C’est ainsi que cette confrérie a participé à l’expansion de l’islam en Afrique de l’Ouest où sa pratique est encore plus vivante qu’au Maghreb qui l’a vu naître. Les confréries ont réalisé, contrairement aux entreprises « jihadistes », l’islamisation en profondeur des sociétés africaines. Contrairement à la situation présente du soufisme et des confréries dans le monde arabe, les confréries sont une donnée fondamentale dans l’islam africain.
Au-delà de son rôle socio-culturel voire politique, la Tijâniyya a joué un rôle de premier plan dans l’affermissement des relations arabo-africaines surtout maroco-ouest-africaines. Par le biais de cette confrérie, se sont tissés des rapports entre oulémas maghrébins et africains7. Cette confrérie, parfois, méconnue, dans son pays d’origine (Algérie) et au Maroc a été pendant plus de deux siècles la jonction entre ce qui fut appelé par les historiens arabes le bilâd as-sûdân (pays des Noirs) et les contrées les plus lointaines du monde arabe et surtout maghrébin qui y exportera, entre autres, le Malikisme, le dogme ash’arite et les classiques du Fiqh du Mukhtasar de Khalîl au Matn d’Ibn ‘Ashir et la Risâla d’Ibn Abî Zayd al-Qayrawânî.

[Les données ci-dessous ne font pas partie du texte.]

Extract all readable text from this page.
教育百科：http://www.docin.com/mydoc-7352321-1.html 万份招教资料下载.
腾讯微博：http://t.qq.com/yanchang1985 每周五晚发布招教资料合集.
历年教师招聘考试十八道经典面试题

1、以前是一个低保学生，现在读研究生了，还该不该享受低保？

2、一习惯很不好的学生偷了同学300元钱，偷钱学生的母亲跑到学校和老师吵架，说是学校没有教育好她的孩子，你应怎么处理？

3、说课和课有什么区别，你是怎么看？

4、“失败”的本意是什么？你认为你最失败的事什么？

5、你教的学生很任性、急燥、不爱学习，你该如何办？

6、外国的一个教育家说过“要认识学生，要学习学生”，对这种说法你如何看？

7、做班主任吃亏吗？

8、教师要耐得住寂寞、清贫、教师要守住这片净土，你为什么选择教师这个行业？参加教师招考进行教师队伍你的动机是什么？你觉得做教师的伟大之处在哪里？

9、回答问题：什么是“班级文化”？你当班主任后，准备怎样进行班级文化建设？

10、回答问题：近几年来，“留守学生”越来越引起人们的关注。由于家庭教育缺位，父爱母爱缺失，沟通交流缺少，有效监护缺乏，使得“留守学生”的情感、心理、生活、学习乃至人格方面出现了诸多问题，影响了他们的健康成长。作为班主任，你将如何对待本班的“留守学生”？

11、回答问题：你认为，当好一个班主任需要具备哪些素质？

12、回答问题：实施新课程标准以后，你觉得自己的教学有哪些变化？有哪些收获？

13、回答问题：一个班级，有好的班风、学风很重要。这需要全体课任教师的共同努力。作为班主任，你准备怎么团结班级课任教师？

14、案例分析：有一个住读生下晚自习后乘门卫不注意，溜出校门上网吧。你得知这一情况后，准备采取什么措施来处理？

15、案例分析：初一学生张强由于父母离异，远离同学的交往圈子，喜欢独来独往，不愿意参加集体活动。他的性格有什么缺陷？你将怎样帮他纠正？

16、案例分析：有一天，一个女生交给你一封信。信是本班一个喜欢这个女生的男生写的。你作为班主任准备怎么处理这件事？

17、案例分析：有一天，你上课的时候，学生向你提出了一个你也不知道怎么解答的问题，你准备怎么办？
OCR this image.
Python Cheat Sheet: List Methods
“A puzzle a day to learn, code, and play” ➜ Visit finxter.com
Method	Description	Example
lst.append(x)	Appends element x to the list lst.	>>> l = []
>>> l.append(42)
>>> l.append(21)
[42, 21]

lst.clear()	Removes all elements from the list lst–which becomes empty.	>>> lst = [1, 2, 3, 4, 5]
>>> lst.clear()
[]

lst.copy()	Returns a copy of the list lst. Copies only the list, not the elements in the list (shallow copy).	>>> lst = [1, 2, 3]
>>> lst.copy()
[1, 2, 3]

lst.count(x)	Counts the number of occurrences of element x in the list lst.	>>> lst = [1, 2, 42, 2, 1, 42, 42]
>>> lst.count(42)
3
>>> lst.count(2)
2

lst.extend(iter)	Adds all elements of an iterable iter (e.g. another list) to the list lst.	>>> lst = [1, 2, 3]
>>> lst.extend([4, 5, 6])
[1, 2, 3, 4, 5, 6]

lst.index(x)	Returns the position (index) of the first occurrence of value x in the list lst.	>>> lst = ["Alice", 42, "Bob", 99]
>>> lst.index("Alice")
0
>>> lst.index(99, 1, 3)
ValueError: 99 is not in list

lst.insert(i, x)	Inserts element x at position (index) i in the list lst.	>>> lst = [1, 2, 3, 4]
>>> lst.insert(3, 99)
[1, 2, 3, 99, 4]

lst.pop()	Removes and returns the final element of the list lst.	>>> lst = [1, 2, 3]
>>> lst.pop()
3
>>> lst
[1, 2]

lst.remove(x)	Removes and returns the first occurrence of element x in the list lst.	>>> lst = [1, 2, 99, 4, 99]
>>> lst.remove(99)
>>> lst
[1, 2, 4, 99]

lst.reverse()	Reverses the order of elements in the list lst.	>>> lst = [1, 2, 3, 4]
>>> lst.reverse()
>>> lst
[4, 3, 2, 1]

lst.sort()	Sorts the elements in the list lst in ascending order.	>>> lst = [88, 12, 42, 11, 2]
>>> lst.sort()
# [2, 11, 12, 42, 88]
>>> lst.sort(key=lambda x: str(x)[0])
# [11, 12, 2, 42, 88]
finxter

La méconnaissance de ces liens et de cette histoire, de l’islam soufi contemporain ainsi que la nécessité d’une prise en compte de la différence des réalités islamiques en France, ont abouti à l’idée de la tenue d’un Forum national sur la Tijâniyya, l’une les plus répandues dans le monde musulman.
Notes :
1 Marone I. Tidjânisme au Sénégal ; Bullet de l’IFAN Série B, T XXXII, Janv70
2 voir al-nafahât al qudsiyya fi-s-sîrat al-ahmadiyya, Beyrouth, Année ?
3 K. MBACKE :Soufisme et confréries religieuses au Sénégal, Dakar 1995 p41.
4 – les Toucouleurs et les peuls sont les deux composantes du groupe éhnique appelé Halepoular (Peuls). Ils sont originaires de la région du fleuve Sénégal.
5 – Bâ Amadou Hampathé : vie et enseignement de Thierno Bocar, le sage de Bandiagara, Paris , Seuil 1980 pp 230-231
6 – le mot lâzim signifie « obligatoire » en arabe.
7 – Voir la thèse de Bakary SAMBE, L’islam dans les relations arabo-africaines, sous la direction de Chérif ferjani et de Lahouari Addi, GREMMO – Maison de l’Orient, Univ-Lyon 2, décembre 2003.